Yadav reported 13 cases of PSA and AVF approached endovascularly. In 8 patients, they embolized the lesion with coils or plugs and 37.5% of this group re-bled. Two of these patients underwent subsequent laparotomy with pancreas graftectomy, and 1 patient had an additional endovascular procedure with stenting. The remaining 5 patients from the analyzed cohort had primary endovascular stenting performed [2].

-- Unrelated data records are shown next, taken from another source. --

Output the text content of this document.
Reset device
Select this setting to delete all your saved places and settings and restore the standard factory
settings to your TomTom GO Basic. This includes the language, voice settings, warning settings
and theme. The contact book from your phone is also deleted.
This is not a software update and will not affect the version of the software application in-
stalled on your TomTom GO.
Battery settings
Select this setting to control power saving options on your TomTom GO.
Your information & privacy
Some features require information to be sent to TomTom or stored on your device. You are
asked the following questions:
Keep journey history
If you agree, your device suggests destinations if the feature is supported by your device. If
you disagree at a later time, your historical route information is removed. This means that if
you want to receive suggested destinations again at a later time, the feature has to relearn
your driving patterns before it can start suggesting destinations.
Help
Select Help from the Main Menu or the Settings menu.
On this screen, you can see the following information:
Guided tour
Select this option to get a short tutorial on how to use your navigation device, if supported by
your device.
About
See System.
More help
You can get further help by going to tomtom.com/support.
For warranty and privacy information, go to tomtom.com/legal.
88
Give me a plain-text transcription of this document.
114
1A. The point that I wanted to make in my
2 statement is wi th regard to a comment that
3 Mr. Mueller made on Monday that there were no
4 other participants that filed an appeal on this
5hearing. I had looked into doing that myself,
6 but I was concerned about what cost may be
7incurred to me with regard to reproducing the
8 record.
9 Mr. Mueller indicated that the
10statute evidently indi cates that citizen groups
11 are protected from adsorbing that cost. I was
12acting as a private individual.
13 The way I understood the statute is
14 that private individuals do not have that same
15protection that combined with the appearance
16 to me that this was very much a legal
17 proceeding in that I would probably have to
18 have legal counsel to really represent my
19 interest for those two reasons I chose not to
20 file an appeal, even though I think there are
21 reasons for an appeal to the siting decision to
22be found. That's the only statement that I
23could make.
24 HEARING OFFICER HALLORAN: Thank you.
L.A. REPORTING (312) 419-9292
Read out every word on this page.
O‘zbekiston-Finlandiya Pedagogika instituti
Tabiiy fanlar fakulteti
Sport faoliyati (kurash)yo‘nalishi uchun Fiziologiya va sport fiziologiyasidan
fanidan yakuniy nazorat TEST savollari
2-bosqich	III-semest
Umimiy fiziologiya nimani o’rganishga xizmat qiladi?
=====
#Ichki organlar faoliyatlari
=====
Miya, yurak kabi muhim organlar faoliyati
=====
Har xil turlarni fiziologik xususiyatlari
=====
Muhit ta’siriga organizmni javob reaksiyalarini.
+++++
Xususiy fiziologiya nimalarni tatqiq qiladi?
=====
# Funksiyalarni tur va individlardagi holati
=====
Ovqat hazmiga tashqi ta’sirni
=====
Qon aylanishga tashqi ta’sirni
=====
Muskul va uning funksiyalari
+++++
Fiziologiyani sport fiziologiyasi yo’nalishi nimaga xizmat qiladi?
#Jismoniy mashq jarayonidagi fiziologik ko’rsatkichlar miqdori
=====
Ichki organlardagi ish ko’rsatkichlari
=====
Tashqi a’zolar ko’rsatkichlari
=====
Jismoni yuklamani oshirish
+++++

Arterioenteric fistulas are another, potentially fatal, arterial complication. They have a rapid course, and in most cases the final diagnosis and intervention are delayed. The endoscopic approach is often a first-choice method for cases in which bleeding from the upper gastrointestinal tract is present. However, a massive hemorrhage results in poor visibility and low chance of performing hemostasis correctly. If AEF is suspected, it is feasible to perform embolization during angiography [6]. Most articles reported AEF and PSAs between the superior mesenteric vessels. There is a report on PSA of a gastroduodenal artery, which was successfully embolized with coils [20].

Conclusions

Pancreas transplantation is a technically demanding procedure. Vascular reconstruction including Y-graft for superior mesenteric artery and splenic artery, as well as portal vein reconstruction, have increased risk of complications. Severe vascular conditions are a rare complication of pancreas transplantations. Intravenous interventions in patients with a transplanted pancreas are safe and feasible. Vascular methods are preferable in managing postoperative complications. However, an open or combined approach is inevitable. The risk of kidney graft function deterioration, as well as of bleeding due to the high dose of heparin used, is lower in endovascular procedures than in vascular surgery. Nevertheless, a multidisciplinary and experienced team of surgeons and radiologists is required. Surgeons performing pancreas transplantation must bear in mind that diabetic patients are encumbered with micro- and macrovascular complications as a result of the long-term consequences of the disease. Each patient is different and poses an individual surgical challenge. The transplantation procedure is often affected by the recipients’ vascular conditions. Moreover, severe vascular complications can occur after the transplantation. On the other hand, donors undergo minimal imaging examinations, which do not always reveal anatomical abnormalities. Such anomalies will not be exposed before the back-table work, but need to be addressed nevertheless in order to assure sufficient blood supply to the grafts. The surgeons’ vascular skills determine the outcome of the transplantation.